Tom Campanaro, CEO of efi Sports Medicine
When a motorcycle accident sidelined efi Sports Medicine President and CEO Tom Campanaro in the summer of 1964, the injured football player was told that he would never have made it without his muscular strength, which ultimately helped him withstand the impact. That precipitated Campanaro's interest in, and switch to bodybuilding, in which he proceeded to compete for the next seven years.
Still compelled by his interest in fitness, Campanaro became a self-taught student of exercise equipment and methods, tinkering in his garage to find or make various objects with which to weight train. Also learning from his trainer, who was influenced by the natural look of classic Roman sculpture, Campanaro began to appreciate quality, not quantity.
By the early 1970s, Campanaro had risen to regional and national competition. However, a steady increase in steroid use among professional bodybuilders disillusioned Campanaro, and he soon bowed out of the sport.
In 1974, Campanaro went to work with DynaGym, an exercise equipment company that produced a low-end version of a gravity training device that used an individual's body weight as resistance. In hopes of improving on the machine, Campanaro founded the Total Gym Company with partners Dale McMurray and Doug Marino in 1974. Larry Westfall joined the team within the year. They developed Total Gym®, a high-quality version of a machine that encouraged the use of multiple muscle groups together in each exercise-now referred to as "functional training exercises."
As Campanaro and his partners tirelessly showcased the benefits of Total Gym far and wide, the company grew. "We were able to demonstrate the product's benefits," Campanaro says, "and we stayed in touch with our customers, addressing the concerns of whatever audience we faced. Whether they were dentists, physical therapists, doctors, athletes or college students, we could show them the payoff for using this product."

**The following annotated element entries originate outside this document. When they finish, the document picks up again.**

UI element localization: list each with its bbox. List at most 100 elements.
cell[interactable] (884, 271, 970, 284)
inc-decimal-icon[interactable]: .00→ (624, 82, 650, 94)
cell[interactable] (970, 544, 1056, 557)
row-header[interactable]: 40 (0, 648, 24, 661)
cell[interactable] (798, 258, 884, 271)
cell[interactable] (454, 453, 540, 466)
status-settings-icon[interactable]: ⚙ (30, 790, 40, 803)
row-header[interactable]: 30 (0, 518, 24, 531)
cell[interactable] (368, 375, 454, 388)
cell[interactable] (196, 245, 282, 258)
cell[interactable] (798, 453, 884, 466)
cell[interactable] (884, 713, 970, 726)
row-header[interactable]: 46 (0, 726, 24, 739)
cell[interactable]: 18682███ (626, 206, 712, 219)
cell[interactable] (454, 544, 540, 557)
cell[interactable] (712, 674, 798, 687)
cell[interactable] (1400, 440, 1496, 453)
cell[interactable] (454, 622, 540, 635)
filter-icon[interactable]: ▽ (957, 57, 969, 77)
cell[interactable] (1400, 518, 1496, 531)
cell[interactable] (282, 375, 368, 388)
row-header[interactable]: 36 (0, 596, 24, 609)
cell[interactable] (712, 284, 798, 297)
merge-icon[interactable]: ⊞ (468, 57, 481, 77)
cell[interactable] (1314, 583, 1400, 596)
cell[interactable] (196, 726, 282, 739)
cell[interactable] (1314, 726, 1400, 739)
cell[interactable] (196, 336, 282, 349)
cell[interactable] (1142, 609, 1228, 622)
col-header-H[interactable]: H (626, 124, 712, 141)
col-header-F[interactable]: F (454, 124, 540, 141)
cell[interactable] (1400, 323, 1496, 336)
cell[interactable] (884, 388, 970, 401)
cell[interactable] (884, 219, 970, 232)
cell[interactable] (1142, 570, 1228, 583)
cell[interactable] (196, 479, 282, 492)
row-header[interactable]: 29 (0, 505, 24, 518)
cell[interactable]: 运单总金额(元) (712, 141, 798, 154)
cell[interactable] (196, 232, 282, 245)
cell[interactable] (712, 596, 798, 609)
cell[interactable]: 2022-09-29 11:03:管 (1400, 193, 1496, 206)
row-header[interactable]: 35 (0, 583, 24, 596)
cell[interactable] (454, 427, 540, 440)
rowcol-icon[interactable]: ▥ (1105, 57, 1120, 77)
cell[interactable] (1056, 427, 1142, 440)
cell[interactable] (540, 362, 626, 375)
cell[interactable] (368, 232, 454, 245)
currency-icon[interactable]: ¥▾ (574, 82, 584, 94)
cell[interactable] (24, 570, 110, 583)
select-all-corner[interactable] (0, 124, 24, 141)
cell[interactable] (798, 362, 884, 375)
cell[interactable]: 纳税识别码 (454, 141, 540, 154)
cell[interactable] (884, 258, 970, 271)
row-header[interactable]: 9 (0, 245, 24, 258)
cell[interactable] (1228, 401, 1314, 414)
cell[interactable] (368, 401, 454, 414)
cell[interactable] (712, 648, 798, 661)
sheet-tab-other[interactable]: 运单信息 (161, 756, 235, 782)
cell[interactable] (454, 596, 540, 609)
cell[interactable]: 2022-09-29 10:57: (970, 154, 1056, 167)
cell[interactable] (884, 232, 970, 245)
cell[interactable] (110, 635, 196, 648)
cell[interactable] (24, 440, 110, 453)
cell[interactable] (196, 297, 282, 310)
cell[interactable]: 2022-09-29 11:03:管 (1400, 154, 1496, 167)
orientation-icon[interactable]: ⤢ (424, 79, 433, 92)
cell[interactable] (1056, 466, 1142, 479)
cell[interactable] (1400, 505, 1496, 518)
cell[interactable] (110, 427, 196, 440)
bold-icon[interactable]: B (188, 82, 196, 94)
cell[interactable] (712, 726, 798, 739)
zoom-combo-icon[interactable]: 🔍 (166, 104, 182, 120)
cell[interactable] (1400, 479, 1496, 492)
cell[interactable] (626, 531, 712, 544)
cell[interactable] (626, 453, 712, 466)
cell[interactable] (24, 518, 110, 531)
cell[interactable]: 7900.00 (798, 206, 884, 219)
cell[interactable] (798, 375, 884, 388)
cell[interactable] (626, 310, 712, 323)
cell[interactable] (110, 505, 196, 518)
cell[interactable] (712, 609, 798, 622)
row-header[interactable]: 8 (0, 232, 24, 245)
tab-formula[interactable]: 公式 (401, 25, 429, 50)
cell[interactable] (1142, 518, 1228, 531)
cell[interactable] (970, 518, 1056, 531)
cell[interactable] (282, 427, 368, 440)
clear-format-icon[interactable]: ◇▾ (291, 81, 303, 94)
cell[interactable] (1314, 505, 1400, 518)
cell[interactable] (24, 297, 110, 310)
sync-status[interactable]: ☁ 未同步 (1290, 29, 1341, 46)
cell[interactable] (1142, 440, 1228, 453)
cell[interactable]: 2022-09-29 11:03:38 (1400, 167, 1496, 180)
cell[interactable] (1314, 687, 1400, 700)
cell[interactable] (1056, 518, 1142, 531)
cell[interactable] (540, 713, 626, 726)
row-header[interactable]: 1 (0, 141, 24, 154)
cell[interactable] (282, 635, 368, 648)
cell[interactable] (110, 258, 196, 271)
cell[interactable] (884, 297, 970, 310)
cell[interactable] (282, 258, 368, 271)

1987 brought a shift in Total Gym's market when the company discovered a significant number of sales were to physical therapists, who had realized the benefits of functional exercise. Keeping in step with this burgeoning market, the company changed its name to a more accurate and comprehensive title: Engineering Fitness International Corporation, d.b.a. efi Sports Medicine®. After years of touting the benefits of exercise on Total Gym, the rehab community finally caught on to the idea of functionality — "We'd been there the whole time," Campanaro says.
Infomercials, the darling of direct response TV, were Campanaro's next coup. After being wooed by eight companies, Campanaro signed a licensing agreement with American Telecast, and today, over a billion dollars worth of Total Gyms have been sold through the infomercial and retail stores in over 85 countries.
Complacency never sets in, Campanaro says. "We're continuously enhancing the products to ensure we're bringing value to our customer's lives."
These days, Campanaro, who is originally from Philadelphia, continues to work out with Total Gym at his own home and devote time to his family which includes a daughter and a son, both in their mid-twenties, and a pair of Jack Russell Terriers who have become unofficial company mascots. Joy Campanaro works alongside husband Tom in the business, overseeing the company's marketing and design departments.
The company continues its efforts in the rehabilitation community, while directing new focus to the health club industry and the 50+ age group. "These are big challenges, but with proven, quality technologies that are effective, safe and easy to use, we know we can develop the right products to meet industry needs," says Campanaro.